BY JILL WHALEN

Council members are “all aboard” a plan to bring passenger rail service back to the borough.

On Tuesday, the council approved an agreement with the Reading, Blue Mountain and Northern Railroad to construct a train platform at the Tamaqua Train Station. According to Councilman Brian Connely, the platform will cost the borough $36,000. Already, he said, the borough has received offers of private pledges toward the project.

The station was built in 1874 by the Philadelphia and Reading Railroad, but regular passenger train service ceased in the 1960s. And while trains have picked up people for special events over the past two decades, council President David Mace said elderly and young passengers often have trouble boarding and disembarking the train.
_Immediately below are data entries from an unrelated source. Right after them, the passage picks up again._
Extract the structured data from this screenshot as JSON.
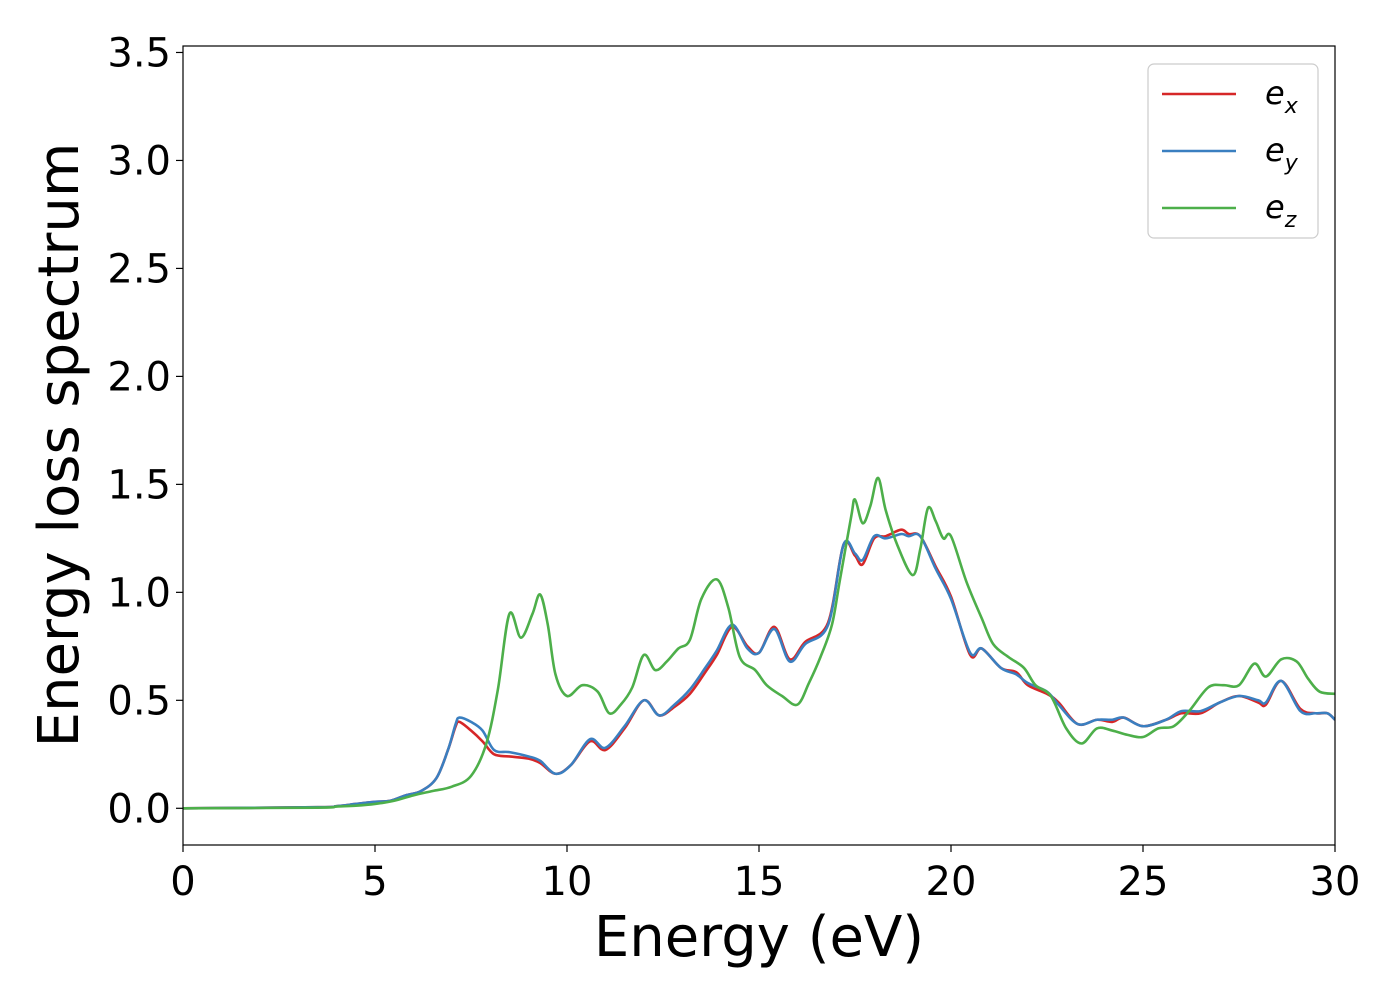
{
  "chart_data": {
    "type": "line",
    "xlabel": "Energy (eV)",
    "ylabel": "Energy loss spectrum",
    "xlim": [
      0,
      30
    ],
    "ylim": [
      -0.17,
      3.53
    ],
    "xticks": [
      0,
      5,
      10,
      15,
      20,
      25,
      30
    ],
    "yticks": [
      0.0,
      0.5,
      1.0,
      1.5,
      2.0,
      2.5,
      3.0,
      3.5
    ],
    "xtick_labels": [
      "0",
      "5",
      "10",
      "15",
      "20",
      "25",
      "30"
    ],
    "ytick_labels": [
      "0.0",
      "0.5",
      "1.0",
      "1.5",
      "2.0",
      "2.5",
      "3.0",
      "3.5"
    ],
    "grid": false,
    "legend_position": "top-right",
    "series": [
      {
        "name": "e",
        "subscript": "x",
        "color": "#d62728",
        "points": [
          [
            0,
            0
          ],
          [
            3.5,
            0.005
          ],
          [
            4,
            0.01
          ],
          [
            4.5,
            0.02
          ],
          [
            5,
            0.03
          ],
          [
            5.4,
            0.035
          ],
          [
            5.8,
            0.06
          ],
          [
            6.2,
            0.08
          ],
          [
            6.6,
            0.14
          ],
          [
            6.9,
            0.27
          ],
          [
            7.1,
            0.38
          ],
          [
            7.2,
            0.4
          ],
          [
            7.5,
            0.36
          ],
          [
            7.8,
            0.31
          ],
          [
            8.1,
            0.25
          ],
          [
            8.5,
            0.24
          ],
          [
            9,
            0.23
          ],
          [
            9.3,
            0.21
          ],
          [
            9.7,
            0.16
          ],
          [
            10.1,
            0.2
          ],
          [
            10.6,
            0.31
          ],
          [
            11,
            0.27
          ],
          [
            11.5,
            0.37
          ],
          [
            12,
            0.5
          ],
          [
            12.4,
            0.43
          ],
          [
            12.8,
            0.47
          ],
          [
            13.2,
            0.53
          ],
          [
            13.6,
            0.63
          ],
          [
            13.9,
            0.71
          ],
          [
            14.3,
            0.84
          ],
          [
            14.7,
            0.75
          ],
          [
            15,
            0.72
          ],
          [
            15.4,
            0.84
          ],
          [
            15.8,
            0.69
          ],
          [
            16.2,
            0.77
          ],
          [
            16.8,
            0.86
          ],
          [
            17.2,
            1.22
          ],
          [
            17.5,
            1.17
          ],
          [
            17.7,
            1.13
          ],
          [
            18,
            1.25
          ],
          [
            18.3,
            1.26
          ],
          [
            18.7,
            1.29
          ],
          [
            18.9,
            1.27
          ],
          [
            19.2,
            1.26
          ],
          [
            19.6,
            1.12
          ],
          [
            20,
            0.98
          ],
          [
            20.5,
            0.71
          ],
          [
            20.8,
            0.74
          ],
          [
            21.3,
            0.65
          ],
          [
            21.7,
            0.63
          ],
          [
            22,
            0.57
          ],
          [
            22.5,
            0.53
          ],
          [
            22.8,
            0.49
          ],
          [
            23.3,
            0.39
          ],
          [
            23.8,
            0.41
          ],
          [
            24.2,
            0.4
          ],
          [
            24.5,
            0.42
          ],
          [
            25,
            0.38
          ],
          [
            25.6,
            0.41
          ],
          [
            26,
            0.44
          ],
          [
            26.5,
            0.44
          ],
          [
            27,
            0.49
          ],
          [
            27.5,
            0.52
          ],
          [
            28,
            0.49
          ],
          [
            28.2,
            0.48
          ],
          [
            28.6,
            0.59
          ],
          [
            29.1,
            0.46
          ],
          [
            29.5,
            0.44
          ],
          [
            29.8,
            0.44
          ],
          [
            30,
            0.41
          ]
        ]
      },
      {
        "name": "e",
        "subscript": "y",
        "color": "#3a7fc0",
        "points": [
          [
            0,
            0
          ],
          [
            3.5,
            0.005
          ],
          [
            4,
            0.01
          ],
          [
            4.5,
            0.02
          ],
          [
            5,
            0.03
          ],
          [
            5.4,
            0.035
          ],
          [
            5.8,
            0.06
          ],
          [
            6.2,
            0.08
          ],
          [
            6.6,
            0.14
          ],
          [
            6.9,
            0.27
          ],
          [
            7.1,
            0.39
          ],
          [
            7.2,
            0.42
          ],
          [
            7.5,
            0.4
          ],
          [
            7.8,
            0.36
          ],
          [
            8.1,
            0.27
          ],
          [
            8.5,
            0.26
          ],
          [
            9,
            0.24
          ],
          [
            9.3,
            0.22
          ],
          [
            9.7,
            0.16
          ],
          [
            10.1,
            0.2
          ],
          [
            10.6,
            0.32
          ],
          [
            11,
            0.28
          ],
          [
            11.5,
            0.38
          ],
          [
            12,
            0.5
          ],
          [
            12.4,
            0.43
          ],
          [
            12.8,
            0.48
          ],
          [
            13.2,
            0.55
          ],
          [
            13.6,
            0.65
          ],
          [
            13.9,
            0.73
          ],
          [
            14.3,
            0.85
          ],
          [
            14.7,
            0.74
          ],
          [
            15,
            0.72
          ],
          [
            15.4,
            0.83
          ],
          [
            15.8,
            0.68
          ],
          [
            16.2,
            0.76
          ],
          [
            16.8,
            0.85
          ],
          [
            17.2,
            1.22
          ],
          [
            17.5,
            1.18
          ],
          [
            17.7,
            1.15
          ],
          [
            18,
            1.26
          ],
          [
            18.3,
            1.25
          ],
          [
            18.7,
            1.27
          ],
          [
            18.9,
            1.26
          ],
          [
            19.2,
            1.26
          ],
          [
            19.6,
            1.11
          ],
          [
            20,
            0.97
          ],
          [
            20.5,
            0.72
          ],
          [
            20.8,
            0.74
          ],
          [
            21.3,
            0.65
          ],
          [
            21.7,
            0.62
          ],
          [
            22,
            0.58
          ],
          [
            22.5,
            0.54
          ],
          [
            22.8,
            0.48
          ],
          [
            23.3,
            0.39
          ],
          [
            23.8,
            0.41
          ],
          [
            24.2,
            0.41
          ],
          [
            24.5,
            0.42
          ],
          [
            25,
            0.38
          ],
          [
            25.6,
            0.41
          ],
          [
            26,
            0.45
          ],
          [
            26.5,
            0.45
          ],
          [
            27,
            0.49
          ],
          [
            27.5,
            0.52
          ],
          [
            28,
            0.5
          ],
          [
            28.2,
            0.49
          ],
          [
            28.6,
            0.59
          ],
          [
            29.1,
            0.45
          ],
          [
            29.5,
            0.44
          ],
          [
            29.8,
            0.44
          ],
          [
            30,
            0.41
          ]
        ]
      },
      {
        "name": "e",
        "subscript": "z",
        "color": "#4daf4a",
        "points": [
          [
            0,
            0
          ],
          [
            3.5,
            0.003
          ],
          [
            4,
            0.008
          ],
          [
            4.5,
            0.012
          ],
          [
            5,
            0.02
          ],
          [
            5.5,
            0.035
          ],
          [
            6,
            0.06
          ],
          [
            6.5,
            0.08
          ],
          [
            7,
            0.1
          ],
          [
            7.5,
            0.15
          ],
          [
            7.9,
            0.3
          ],
          [
            8.2,
            0.55
          ],
          [
            8.5,
            0.9
          ],
          [
            8.8,
            0.79
          ],
          [
            9.1,
            0.9
          ],
          [
            9.3,
            0.99
          ],
          [
            9.5,
            0.85
          ],
          [
            9.7,
            0.62
          ],
          [
            10,
            0.52
          ],
          [
            10.4,
            0.57
          ],
          [
            10.8,
            0.54
          ],
          [
            11.1,
            0.44
          ],
          [
            11.4,
            0.48
          ],
          [
            11.7,
            0.56
          ],
          [
            12,
            0.71
          ],
          [
            12.3,
            0.64
          ],
          [
            12.6,
            0.68
          ],
          [
            12.9,
            0.74
          ],
          [
            13.2,
            0.78
          ],
          [
            13.5,
            0.97
          ],
          [
            13.9,
            1.06
          ],
          [
            14.2,
            0.93
          ],
          [
            14.5,
            0.7
          ],
          [
            14.9,
            0.64
          ],
          [
            15.2,
            0.57
          ],
          [
            15.6,
            0.52
          ],
          [
            16,
            0.48
          ],
          [
            16.3,
            0.58
          ],
          [
            16.6,
            0.7
          ],
          [
            16.9,
            0.85
          ],
          [
            17.1,
            1.05
          ],
          [
            17.4,
            1.35
          ],
          [
            17.5,
            1.43
          ],
          [
            17.7,
            1.32
          ],
          [
            17.9,
            1.4
          ],
          [
            18.1,
            1.53
          ],
          [
            18.3,
            1.38
          ],
          [
            18.6,
            1.22
          ],
          [
            19,
            1.08
          ],
          [
            19.2,
            1.2
          ],
          [
            19.4,
            1.39
          ],
          [
            19.6,
            1.33
          ],
          [
            19.8,
            1.25
          ],
          [
            20,
            1.26
          ],
          [
            20.4,
            1.05
          ],
          [
            20.8,
            0.88
          ],
          [
            21.1,
            0.76
          ],
          [
            21.5,
            0.7
          ],
          [
            21.9,
            0.65
          ],
          [
            22.2,
            0.57
          ],
          [
            22.6,
            0.52
          ],
          [
            23,
            0.37
          ],
          [
            23.4,
            0.3
          ],
          [
            23.8,
            0.37
          ],
          [
            24.2,
            0.36
          ],
          [
            24.6,
            0.34
          ],
          [
            25,
            0.33
          ],
          [
            25.4,
            0.37
          ],
          [
            25.8,
            0.38
          ],
          [
            26.2,
            0.45
          ],
          [
            26.7,
            0.56
          ],
          [
            27.1,
            0.57
          ],
          [
            27.5,
            0.57
          ],
          [
            27.9,
            0.67
          ],
          [
            28.2,
            0.61
          ],
          [
            28.6,
            0.69
          ],
          [
            29,
            0.68
          ],
          [
            29.3,
            0.6
          ],
          [
            29.6,
            0.54
          ],
          [
            30,
            0.53
          ]
        ]
      }
    ]
  }
}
“They currently can’t unload passengers from the trains because of the uneven condition of the existing grade,” Mace explained.

The train platform will have an even surface graded to track level. It will be covered in macadam and packed gravel, and surrounded by a decorative fence.

The project won’t affect the outdoor summer concert series held at the train station. It also won’t impact decorative bricks that are in place, Connely said.

The Port Clinton-based railroad will handle all the construction.

Larry Padora, who owns the 130-year-old Padora’s Italian Bakery, and John Ross, who owns the Tamaqua Station Restaurant inside the train station, began discussing the possibility of passenger trains with railroad officials last year and eventually brought the idea to council. The two believed it would be a way to increase tourism in the area.

The rail company frequently runs freight on its tracks through the area. It has passenger service in Reading, Port Clinton, Schuylkill Haven and Pottsville, but recently stopped service in Jim Thorpe through its sister line, the Lehigh Gorge Scenic Railway.